On 4 April 2012, the English High Court issued an order in a pending private damages claim arising out of the gas-insulated switchgear (GIS) cartel case, further to which it has granted the claimants access to a limited set of materials produced by the defendants in leniency applications made before the European Commission.

In 2007, the European Commission fined a group of companies for their participation in a cartel in the GIS market. Following that decision, National Grid, a large customer of the addressees of the decision in the UK, brought a damages action before the High Court and requested access to a wide array of documents produced during the course of the Commission's investigation, including leniency submissions made by a number of the defendants.

In its 2011 Pfleiderer judgment (see VBB on Competition Law, Volume 2011, No. 6, available at www.vbb.com), the European Court of Justice (ECJ) ruled, in response to a request for a preliminary ruling from a German court, that national courts must weigh, on a case-by-case basis, the benefits of releasing leniency documents from national investigations to damages claimants against the potential chilling effect that this could have on national leniency programmes. The German court, in applying this judgment, declined to grant a claimant access to the confidential versions of the requested documents. 

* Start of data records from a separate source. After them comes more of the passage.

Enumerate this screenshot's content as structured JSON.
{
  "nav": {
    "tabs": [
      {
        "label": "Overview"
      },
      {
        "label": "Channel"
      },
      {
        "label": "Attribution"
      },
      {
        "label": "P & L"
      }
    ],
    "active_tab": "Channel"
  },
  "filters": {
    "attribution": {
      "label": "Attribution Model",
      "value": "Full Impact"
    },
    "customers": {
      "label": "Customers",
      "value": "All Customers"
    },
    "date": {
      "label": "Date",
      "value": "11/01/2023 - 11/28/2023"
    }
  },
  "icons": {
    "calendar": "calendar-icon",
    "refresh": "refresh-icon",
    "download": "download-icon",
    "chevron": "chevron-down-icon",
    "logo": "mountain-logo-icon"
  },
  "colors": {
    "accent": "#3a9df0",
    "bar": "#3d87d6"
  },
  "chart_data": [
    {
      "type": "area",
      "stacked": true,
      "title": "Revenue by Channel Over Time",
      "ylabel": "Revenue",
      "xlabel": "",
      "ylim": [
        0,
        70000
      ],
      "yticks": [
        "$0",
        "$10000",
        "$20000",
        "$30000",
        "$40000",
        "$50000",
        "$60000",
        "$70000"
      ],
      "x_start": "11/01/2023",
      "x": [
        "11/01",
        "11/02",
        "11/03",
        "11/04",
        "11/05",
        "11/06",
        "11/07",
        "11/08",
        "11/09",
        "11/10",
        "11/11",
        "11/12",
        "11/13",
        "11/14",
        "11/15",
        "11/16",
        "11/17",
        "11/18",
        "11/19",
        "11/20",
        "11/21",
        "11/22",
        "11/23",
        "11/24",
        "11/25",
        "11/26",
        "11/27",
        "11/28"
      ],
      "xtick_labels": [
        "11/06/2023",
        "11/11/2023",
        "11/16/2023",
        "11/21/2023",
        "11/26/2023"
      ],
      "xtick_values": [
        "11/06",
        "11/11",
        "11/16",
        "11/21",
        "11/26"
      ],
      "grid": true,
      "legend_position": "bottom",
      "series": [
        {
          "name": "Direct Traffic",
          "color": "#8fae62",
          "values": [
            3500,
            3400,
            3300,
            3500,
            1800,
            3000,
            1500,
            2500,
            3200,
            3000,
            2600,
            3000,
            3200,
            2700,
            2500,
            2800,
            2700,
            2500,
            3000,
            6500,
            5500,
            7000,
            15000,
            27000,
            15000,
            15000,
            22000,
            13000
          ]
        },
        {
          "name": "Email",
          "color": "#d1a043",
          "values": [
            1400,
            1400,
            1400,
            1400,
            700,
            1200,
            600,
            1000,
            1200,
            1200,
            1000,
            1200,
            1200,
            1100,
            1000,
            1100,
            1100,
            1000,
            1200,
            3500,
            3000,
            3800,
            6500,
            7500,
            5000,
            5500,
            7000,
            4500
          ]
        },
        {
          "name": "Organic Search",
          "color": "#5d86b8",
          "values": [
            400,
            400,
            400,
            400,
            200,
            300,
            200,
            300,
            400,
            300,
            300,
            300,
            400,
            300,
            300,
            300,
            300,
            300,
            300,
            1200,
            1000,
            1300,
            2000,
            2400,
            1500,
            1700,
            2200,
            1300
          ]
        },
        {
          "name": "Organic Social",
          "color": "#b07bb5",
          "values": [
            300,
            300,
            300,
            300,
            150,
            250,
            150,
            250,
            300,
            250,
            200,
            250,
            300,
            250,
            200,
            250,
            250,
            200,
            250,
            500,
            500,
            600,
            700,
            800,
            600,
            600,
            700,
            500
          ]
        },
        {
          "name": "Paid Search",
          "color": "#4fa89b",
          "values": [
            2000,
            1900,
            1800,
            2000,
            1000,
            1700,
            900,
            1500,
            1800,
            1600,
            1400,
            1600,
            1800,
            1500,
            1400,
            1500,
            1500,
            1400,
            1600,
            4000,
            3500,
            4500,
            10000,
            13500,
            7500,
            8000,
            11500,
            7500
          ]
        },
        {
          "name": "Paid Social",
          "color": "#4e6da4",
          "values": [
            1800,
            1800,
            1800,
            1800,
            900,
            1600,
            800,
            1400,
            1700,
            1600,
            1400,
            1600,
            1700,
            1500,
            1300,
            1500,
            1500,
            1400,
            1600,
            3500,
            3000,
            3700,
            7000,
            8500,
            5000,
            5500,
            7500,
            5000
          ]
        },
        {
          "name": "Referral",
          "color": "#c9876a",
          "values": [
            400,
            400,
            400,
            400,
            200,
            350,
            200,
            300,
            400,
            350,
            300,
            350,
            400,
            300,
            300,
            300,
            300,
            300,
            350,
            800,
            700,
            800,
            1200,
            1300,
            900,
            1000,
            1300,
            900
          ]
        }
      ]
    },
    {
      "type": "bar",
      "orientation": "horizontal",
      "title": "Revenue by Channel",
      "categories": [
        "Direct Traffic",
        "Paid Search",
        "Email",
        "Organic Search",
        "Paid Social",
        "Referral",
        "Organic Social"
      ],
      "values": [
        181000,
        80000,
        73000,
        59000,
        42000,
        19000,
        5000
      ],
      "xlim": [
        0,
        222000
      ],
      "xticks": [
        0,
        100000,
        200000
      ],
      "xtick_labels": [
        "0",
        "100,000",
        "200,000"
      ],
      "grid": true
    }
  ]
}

In applying the Pfleiderer judgment, and after having received observations from the European Commission as amicus curiae in accordance with Article 15(3) of Regulation 1/2003, the High Court has reached a different conclusion, deciding that a limited set of leniency materials should be disclosed by the defendants. These materials comprise extracts from leniency statements made by the defendants that were reproduced in the confidential version of the Commission's decision as well as in the defendants' responses to requests for information issued by the Commission. Of particular importance to the High Court was the fact that the materials were largely focused on explaining the meaning of often cryptic terms used in contemporaneous documents which had already been disclosed in the litigation before the Court. As a result, the documents were expected to be highly relevant to the litigation, while still being very narrow in scope.

This is said to be the first time a leniency applicant, defendant in a damages action, is required to disclose leniency documents submitted to the European Commission.